The following table summarizes the estimated fair value of our financial instruments which are measured at fair value on a recurring basis:
Estimated fair value
Fair value
hierarchy
April 3, 2022December 31, 2021
Assets:
Money market funds11,763 2,111 
Marketable equity securities117 18 
Derivative instruments-assets29 5 
Liabilities:
Derivative instruments-liabilities2(8)(3)

The following methods and assumptions were used to estimate the fair value of financial instruments:

Assets and liabilities measured at fair value on a recurring basis
Investments in money market funds (as part of our cash and cash equivalents) and marketable equity securities (as part of other non-current assets) have fair value measurements which are all based on quoted prices in active markets for identical assets or liabilities. For derivatives (as part of other current assets or accrued liabilities) the fair value is based upon significant other observable inputs depending on the nature of the derivative.

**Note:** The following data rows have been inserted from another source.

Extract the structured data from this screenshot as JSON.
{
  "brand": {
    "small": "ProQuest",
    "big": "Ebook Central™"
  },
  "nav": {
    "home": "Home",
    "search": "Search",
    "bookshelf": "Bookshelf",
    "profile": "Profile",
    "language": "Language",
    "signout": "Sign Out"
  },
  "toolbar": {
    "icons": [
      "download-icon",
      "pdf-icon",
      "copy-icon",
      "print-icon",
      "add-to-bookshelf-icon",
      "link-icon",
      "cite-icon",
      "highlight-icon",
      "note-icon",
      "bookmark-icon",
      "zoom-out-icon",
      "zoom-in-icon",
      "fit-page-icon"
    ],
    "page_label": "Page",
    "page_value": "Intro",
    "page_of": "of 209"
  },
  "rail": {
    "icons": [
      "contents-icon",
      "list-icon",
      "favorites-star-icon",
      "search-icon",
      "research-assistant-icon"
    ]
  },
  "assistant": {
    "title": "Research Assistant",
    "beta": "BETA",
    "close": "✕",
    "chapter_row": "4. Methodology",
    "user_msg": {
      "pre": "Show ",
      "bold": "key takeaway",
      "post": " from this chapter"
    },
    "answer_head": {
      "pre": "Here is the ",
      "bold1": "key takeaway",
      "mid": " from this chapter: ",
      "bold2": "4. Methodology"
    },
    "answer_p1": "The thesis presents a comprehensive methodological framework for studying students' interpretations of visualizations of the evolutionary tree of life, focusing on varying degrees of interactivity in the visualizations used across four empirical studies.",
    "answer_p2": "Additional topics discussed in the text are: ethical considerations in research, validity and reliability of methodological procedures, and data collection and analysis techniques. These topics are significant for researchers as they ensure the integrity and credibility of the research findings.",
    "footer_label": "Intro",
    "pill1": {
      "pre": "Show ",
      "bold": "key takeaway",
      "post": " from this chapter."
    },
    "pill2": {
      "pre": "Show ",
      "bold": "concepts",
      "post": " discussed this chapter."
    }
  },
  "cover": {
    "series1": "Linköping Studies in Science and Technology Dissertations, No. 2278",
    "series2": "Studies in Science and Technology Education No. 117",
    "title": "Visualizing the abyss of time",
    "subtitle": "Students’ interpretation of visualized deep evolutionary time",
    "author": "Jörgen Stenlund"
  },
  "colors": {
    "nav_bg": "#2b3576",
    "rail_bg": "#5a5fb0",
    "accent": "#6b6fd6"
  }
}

Assets and liabilities recorded at fair value on a non-recurring basis
We measure and record our non-marketable equity securities, equity method investments and non-financial assets, such as intangible assets and property, plant and equipment, at fair value when an impairment charge is required.

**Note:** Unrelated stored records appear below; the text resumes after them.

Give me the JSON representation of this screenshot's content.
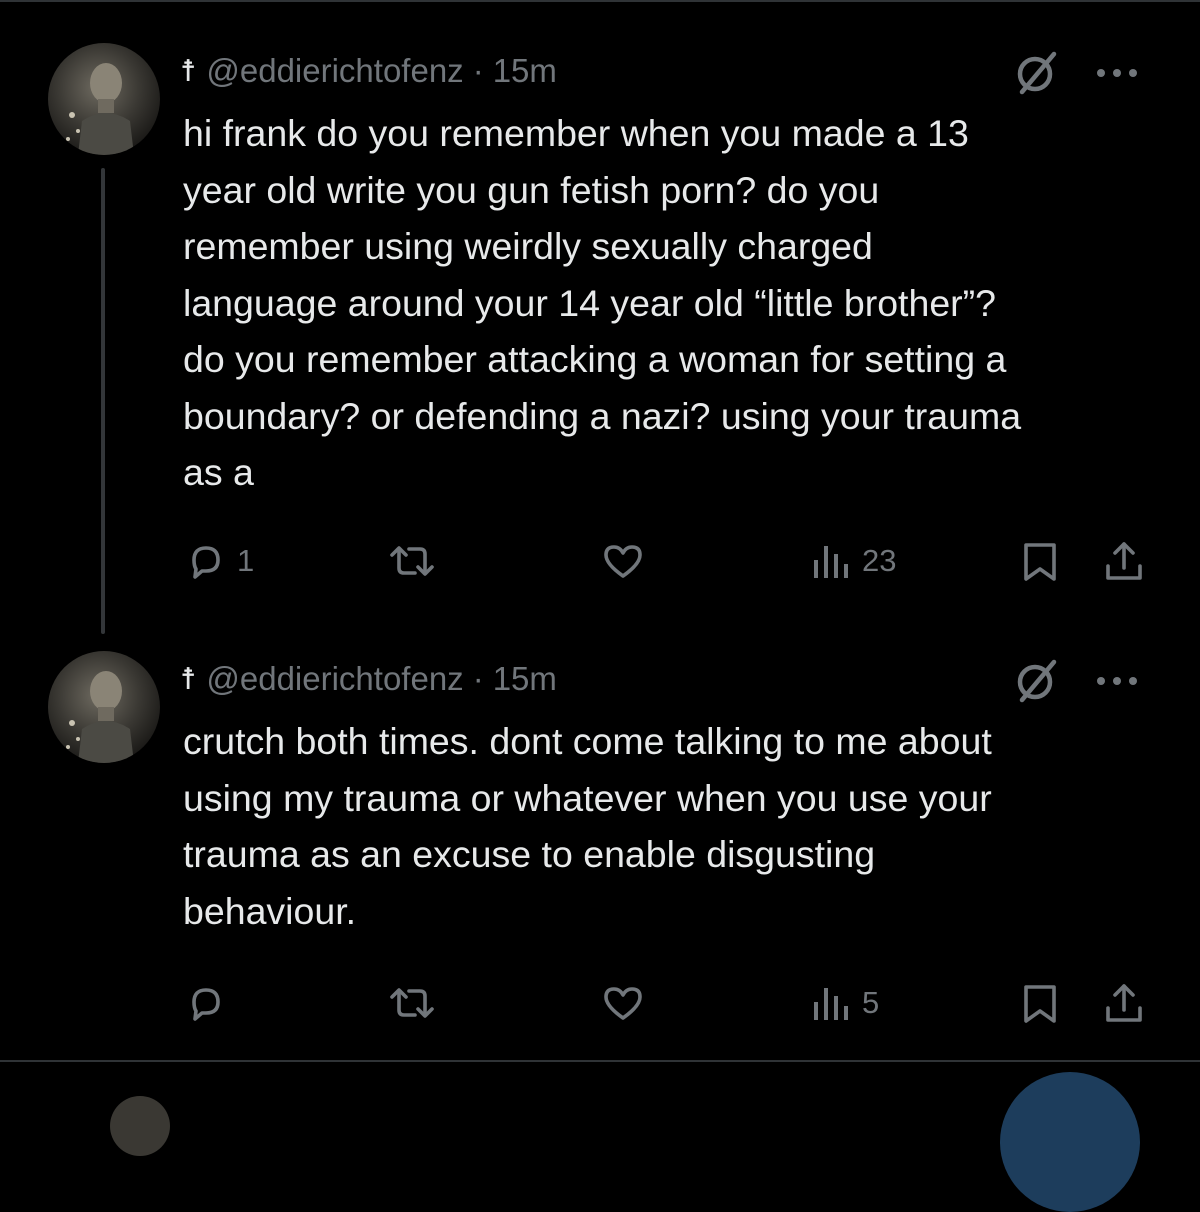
{
  "tweets": [
    {
      "symbol": "☨",
      "handle": "@eddierichtofenz",
      "separator": "·",
      "time": "15m",
      "text": "hi frank do you remember when you made a 13\nyear old write you gun fetish porn? do you\nremember using weirdly sexually charged\nlanguage around your 14 year old “little brother”?\ndo you remember attacking a woman for setting a\nboundary? or defending a nazi? using your trauma\nas a",
      "reply_count": "1",
      "views_count": "23",
      "icons": [
        "blocked-icon",
        "more-icon",
        "reply-icon",
        "retweet-icon",
        "like-icon",
        "views-icon",
        "bookmark-icon",
        "share-icon"
      ]
    },
    {
      "symbol": "☨",
      "handle": "@eddierichtofenz",
      "separator": "·",
      "time": "15m",
      "text": "crutch both times. dont come talking to me about\nusing my trauma or whatever when you use your\ntrauma as an excuse to enable disgusting\nbehaviour.",
      "reply_count": "",
      "views_count": "5",
      "icons": [
        "blocked-icon",
        "more-icon",
        "reply-icon",
        "retweet-icon",
        "like-icon",
        "views-icon",
        "bookmark-icon",
        "share-icon"
      ]
    }
  ],
  "colors": {
    "background": "#000000",
    "text_primary": "#e7e9ea",
    "text_secondary": "#71767b",
    "divider": "#2f3336",
    "thread_line": "#333639",
    "fab": "#1d3d5c"
  }
}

Assets and liabilities not recorded at fair value on a recurring basis
Financial instruments not recorded at fair value on a recurring basis include non-marketable equity securities and equity method investments that have not been remeasured or impaired in the current period and debt.

As of April 3, 2022, the estimated fair value of current and non-current debt was $10.3 billion ($11.3 billion as of December 31, 2021). The fair value is estimated on the basis of broker-dealer quotes, which are Level 2 inputs. Accrued interest is included under accrued liabilities and not within the carrying amount or estimated fair value of debt.

11 Commitments and Contingencies

Purchase Commitments
The Company maintains purchase commitments with certain suppliers, primarily for raw materials, semi-finished goods and manufacturing services and for some non-production items. Purchase commitments for inventory materials are generally restricted to a forecasted time-horizon as mutually agreed upon between the parties. This forecasted time-horizon can vary for different suppliers. As of April 3, 2022, the Company had purchase commitments of $3,925 million, which are due through 2044. Our long-term obligations increased substantially in 2021 as we locked in long-term supply with our key manufacturing partners.

Litigation
We are regularly involved as plaintiffs or defendants in claims and litigation relating to a variety of matters such as contractual disputes, personal injury claims, employee grievances and intellectual property litigation. In addition, our acquisitions, divestments and financial transactions sometimes result in, or are followed by, claims or litigation. Some of these claims may possibly be recovered from insurance reimbursements. Although the ultimate disposition of asserted claims cannot be predicted with certainty, it is our belief that the outcome of any such claims, either individually or on a combined basis, will not have a material adverse effect on our consolidated financial position. However, such outcomes may be material to our condensed consolidated statement of operations for a particular period. The Company records an accrual for any claim that arises whenever it considers that it is probable that it is exposed to a loss contingency and the amount of the loss contingency can be reasonably estimated. The Company does not record a gain contingency until the period in which all contingencies are resolved and the gain is realized or realizable. Legal fees are expensed when incurred.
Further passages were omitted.